The musical, he said, was inspired by several things - his boyhood next to the Tyneside shipyard, Jimmy Reid's leadership during the Upper Clyde Shipbuilders work in 1971, but also his relationship with his father, Ernest, who worked with turbines.

Sting was born Gordon Sumner, in Wallsend, Tyne and Wear - a stone's throw from Swan Hunter, the iconic Tyne shipbuilders.

He said: "This show is not autobiographical, it is not about my life, but there are elements which have seeped into the story.

"My relationship with my dad was pretty tense: he wanted me to have a technical education, instead I passed the 11 plus and went to Grammar school, and he couldn't figure out why I wanted to learn Latin, and he never really understood what I ended up doing either."

The former singer and songwriter of The Police added: "My old man has been dead for 25 years, he just paid me a visit, which is why I lost my way a bit.

"My dad did come and visit me there, and I lost it.

"It's a very emotional subject, and when I see footage of a ship being launched in my town, the vision of that massive mountain of steel going into a river makes me cry.

"It is the nostalgia, it's the regret, and the pride those men and women had in the ships they made."

The musical, which is touring the UK for the first time, has already been on Broadway, and will star his 'good friend', Jimmy Nail.

Leith Docker's Club was chosen as a venue - as was Govan, earlier in the day - as it is reminiscent of the kind of community Sting grew up in.

Sting, dressed simply in dark jumper and jeans, said: "I never forgot where I came from or the people I grew up with, and about seven years ago I began to write a series of songs inspired by those early days in the shipyards, writing about people I knew.

"I was influenced two events, the shipyard in Gdansk, where the Solidarity union was formed, which helped bring down the Soviet Union...the other inspiration was what happened in Govan in the 1970s with Jimmy Reid.

"That was an amazing, inspirational story, and largely the engine of that was Reid's eloquence, he was an honourable man, so he was a hero of mine in the 1970s."

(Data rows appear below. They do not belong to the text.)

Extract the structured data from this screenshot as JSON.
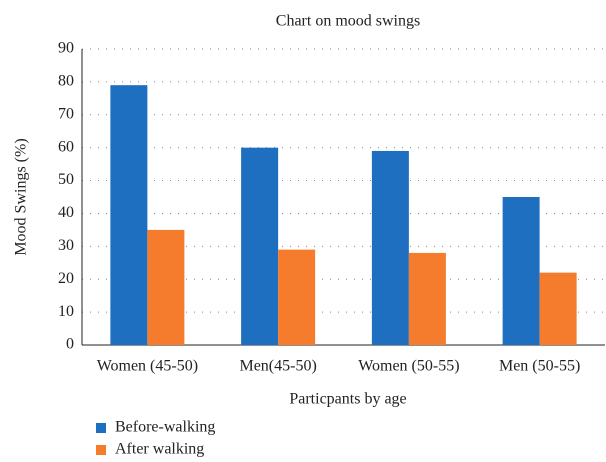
{
  "chart_data": {
    "type": "bar",
    "title": "Chart on mood swings",
    "x_label": "Particpants by age",
    "y_label": "Mood Swings (%)",
    "categories": [
      "Women (45-50)",
      "Men(45-50)",
      "Women (50-55)",
      "Men (50-55)"
    ],
    "series": [
      {
        "name": "Before-walking",
        "color": "#1f6fc0",
        "values": [
          79,
          60,
          59,
          45
        ]
      },
      {
        "name": "After walking",
        "color": "#f47c2c",
        "values": [
          35,
          29,
          28,
          22
        ]
      }
    ],
    "ylim": [
      0,
      90
    ],
    "yticks": [
      0,
      10,
      20,
      30,
      40,
      50,
      60,
      70,
      80,
      90
    ],
    "grid": true,
    "legend": "bottom-left"
  }
}
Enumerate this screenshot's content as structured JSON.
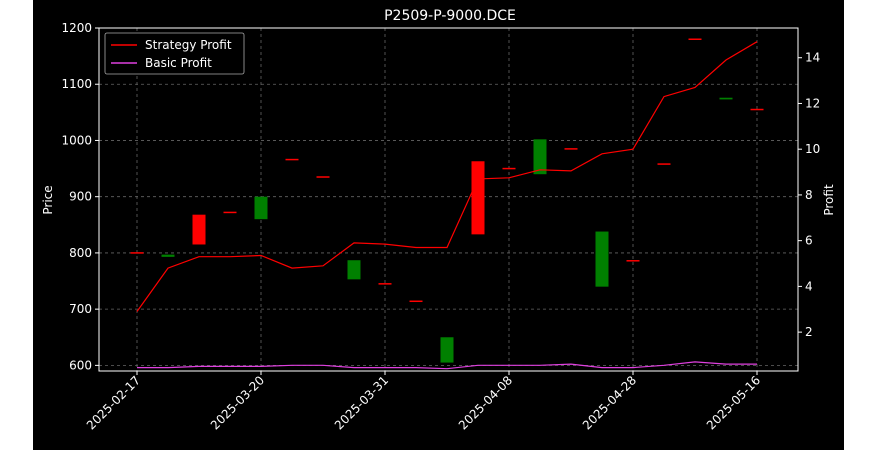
{
  "chart_data": {
    "type": "candlestick-with-line",
    "title": "P2509-P-9000.DCE",
    "ylabel_left": "Price",
    "ylabel_right": "Profit",
    "ylim_left": [
      590,
      1200
    ],
    "ylim_right": [
      0.3,
      15.3
    ],
    "yticks_left": [
      600,
      700,
      800,
      900,
      1000,
      1100,
      1200
    ],
    "yticks_right": [
      2,
      4,
      6,
      8,
      10,
      12,
      14
    ],
    "xtick_labels": [
      "2025-02-17",
      "2025-03-20",
      "2025-03-31",
      "2025-04-08",
      "2025-04-28",
      "2025-05-16"
    ],
    "xtick_index": [
      0,
      4,
      8,
      12,
      16,
      20
    ],
    "grid": true,
    "legend_position": "top-left",
    "colors": {
      "background": "#000000",
      "text": "#ffffff",
      "grid": "#666666",
      "strategy": "#ff0000",
      "basic": "#e040e0",
      "up": "#ff0000",
      "down": "#008000"
    },
    "candles": [
      {
        "open": 800,
        "close": 800
      },
      {
        "open": 797,
        "close": 793
      },
      {
        "open": 815,
        "close": 868
      },
      {
        "open": 872,
        "close": 872
      },
      {
        "open": 900,
        "close": 860
      },
      {
        "open": 966,
        "close": 966
      },
      {
        "open": 933,
        "close": 935
      },
      {
        "open": 787,
        "close": 753
      },
      {
        "open": 745,
        "close": 745
      },
      {
        "open": 714,
        "close": 714
      },
      {
        "open": 650,
        "close": 605
      },
      {
        "open": 833,
        "close": 963
      },
      {
        "open": 950,
        "close": 950
      },
      {
        "open": 1002,
        "close": 940
      },
      {
        "open": 985,
        "close": 985
      },
      {
        "open": 838,
        "close": 740
      },
      {
        "open": 786,
        "close": 786
      },
      {
        "open": 958,
        "close": 958
      },
      {
        "open": 1179,
        "close": 1180
      },
      {
        "open": 1076,
        "close": 1073
      },
      {
        "open": 1055,
        "close": 1055
      }
    ],
    "series": [
      {
        "name": "Strategy Profit",
        "values": [
          2.9,
          4.8,
          5.3,
          5.3,
          5.35,
          4.8,
          4.9,
          5.9,
          5.85,
          5.7,
          5.7,
          8.7,
          8.75,
          9.1,
          9.05,
          9.8,
          10.0,
          12.3,
          12.7,
          13.9,
          14.7
        ]
      },
      {
        "name": "Basic Profit",
        "values": [
          0.45,
          0.45,
          0.5,
          0.5,
          0.5,
          0.55,
          0.55,
          0.45,
          0.45,
          0.45,
          0.4,
          0.55,
          0.55,
          0.55,
          0.6,
          0.45,
          0.45,
          0.55,
          0.7,
          0.6,
          0.6
        ]
      }
    ]
  }
}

He added: "I wanted to tell this story about my home town, with the folk music from the Northumbrian folk tradition mixed in with the Scots and Irish who emigrated there, so the music is very much a mix of that, plus what I have nicked from Rodgers and Hammerstein and musical theatre."

The Last Ship will be on stage at the Festival Theatre in Edinburgh from June 12-16 and the Glasgow Theatre Royal, from June 18-23 next year.